Jaime soñó con Elisa. Tocaba su melodía favorita, sonriéndole e invitándole a sentarse a su lado, en la banqueta, para que le besara delicadamente el cuello como solo él sabía hacer. Qué sueño tan grato. Era tan real. Hasta que un trueno, retumbando como un cañonazo, le despertó sobresaltado. Las llamas, todavía vivas en la chimenea, iluminaban la pequeña estancia y proyectaban sombras chinas por doquier. Se incorporó. Se despojó de la manta que le cubría y fue a ver si la ropa que había tendido junto al fuego estaba ya seca. Entonces la vio. Sentada en un rincón, en una butaca rústica, como todo a su alrededor. Jaime creyó que todavía soñaba. Elisa se levantó lentamente y le tendió las manos, fundiéndose ambos en un abrazo apasionado. Las lágrimas de Jaime empapaban el pálido y suave cuello de Elisa que tantas veces había besado. Solo pudo decirle una frase entrecortada por el llanto: “Te extraño tanto, mi amor”. Y antes de que todo volviera a la triste realidad, tuvo ocasión de oír cómo ella le respondía: “No estás solo, amor mío, estoy aquí contigo”.

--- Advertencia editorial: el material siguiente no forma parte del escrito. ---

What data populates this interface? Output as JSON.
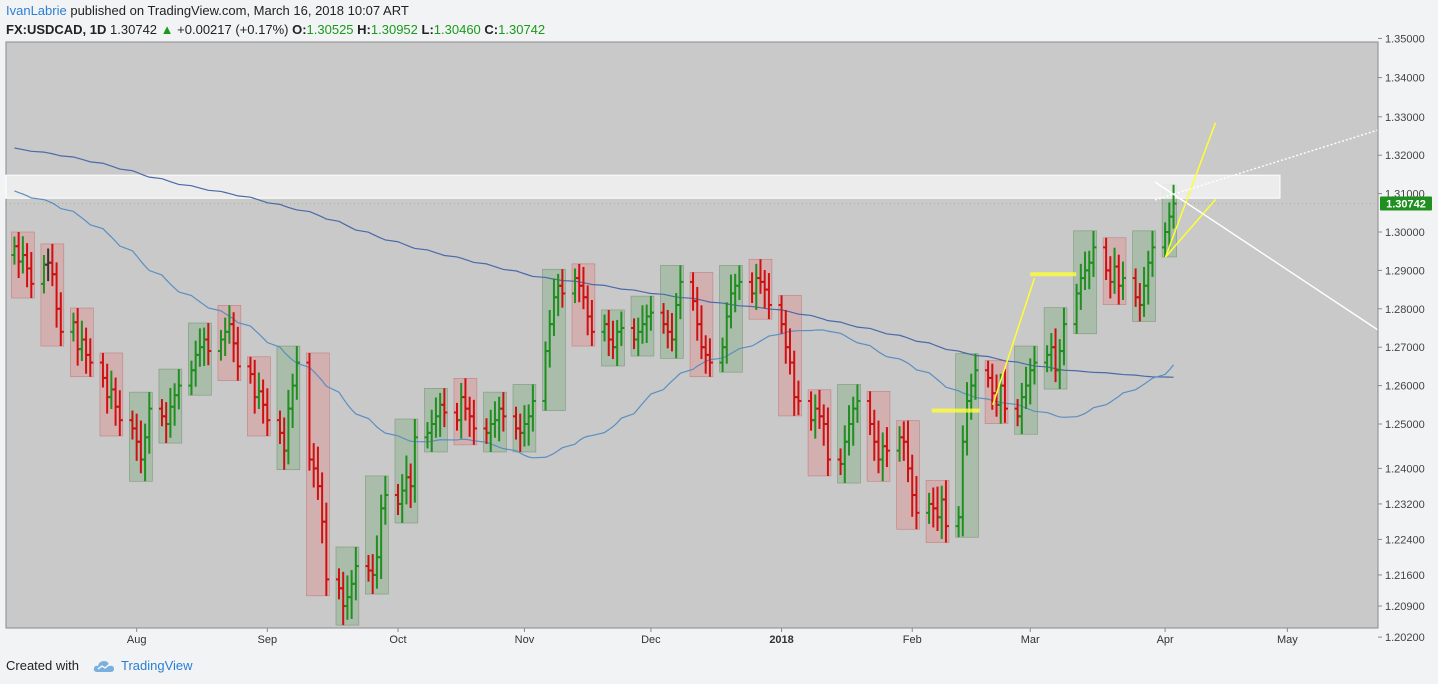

No sé si mi mente está jugando conmigo a un luego macabro. Todas las noches, sin excepción, Elisa viene a verme. Charlamos horas enteras. Recordamos el pasado, observa mis lienzos con interés y alaba mi trabajo. Al principio solo pintaba los paisajes que se abrían ante mis ojos desde la mañana hasta el atardecer. He pintado amaneceres anaranjados; puestas de sol rojizas sobre las blancas cumbres; el lago jugando a ser el espejo de todo lo que le rodea; las nubes borrascosas amenazando tormenta; el viento inclinando a duras penas los altos y robustos abetos de los que solo logra arrancarles la nieve. Las águilas reales, los urogallos, los mirlos y los rebecos han sido también modelos involuntarios de mis pinturas. Pero desde que Elisa está conmigo, he vuelto al retrato. Tengo ya más de una docena de cuadros de ella. No hace falta que pose para mí, como antaño hacía. La pinto con los ojos cerrados. Sentada junto a la lumbre; bajo el porche; tumbada sobre un verde prado, rodeada de amapolas, rododendros y edelweiss; caminando por el bosque; tendida al sol del invierno junto al rio, junto al lago, riendo, saltando, bailando.
Elisa quiere que vuelva al que fue nuestro hogar. Me dice que este no es mi lugar, que debo volver a mi estudio, a mis retratos, a mi vida anterior, la auténtica. Insiste en que ya he encontrado lo que vine a buscar: la alegría de vivir. En realidad no sé en busca de qué vine hasta aquí. Quería huir de todo lo que me recordara a mi amada. Empezar de nuevo, si es que podía sobrevivir a su pérdida. Pero no puedo ni quiero vivir borrándola de mi memoria sino con su recuerdo, en su compañía. Quizá ella tenga razón. Me siento un hombre nuevo, con renovadas ganas de vivir y de pintar. Sí, volveré a nuestro hogar. Ahora que la he recuperado y que no volverá a abandonarme. Me ha dicho que mientras pinte, ella me deleitará con aquellos nocturnos que tanto me gustan y, cómo no, con mi pieza favorita. Sí, lo haré por ella y para ella. Lo haré para Elisa.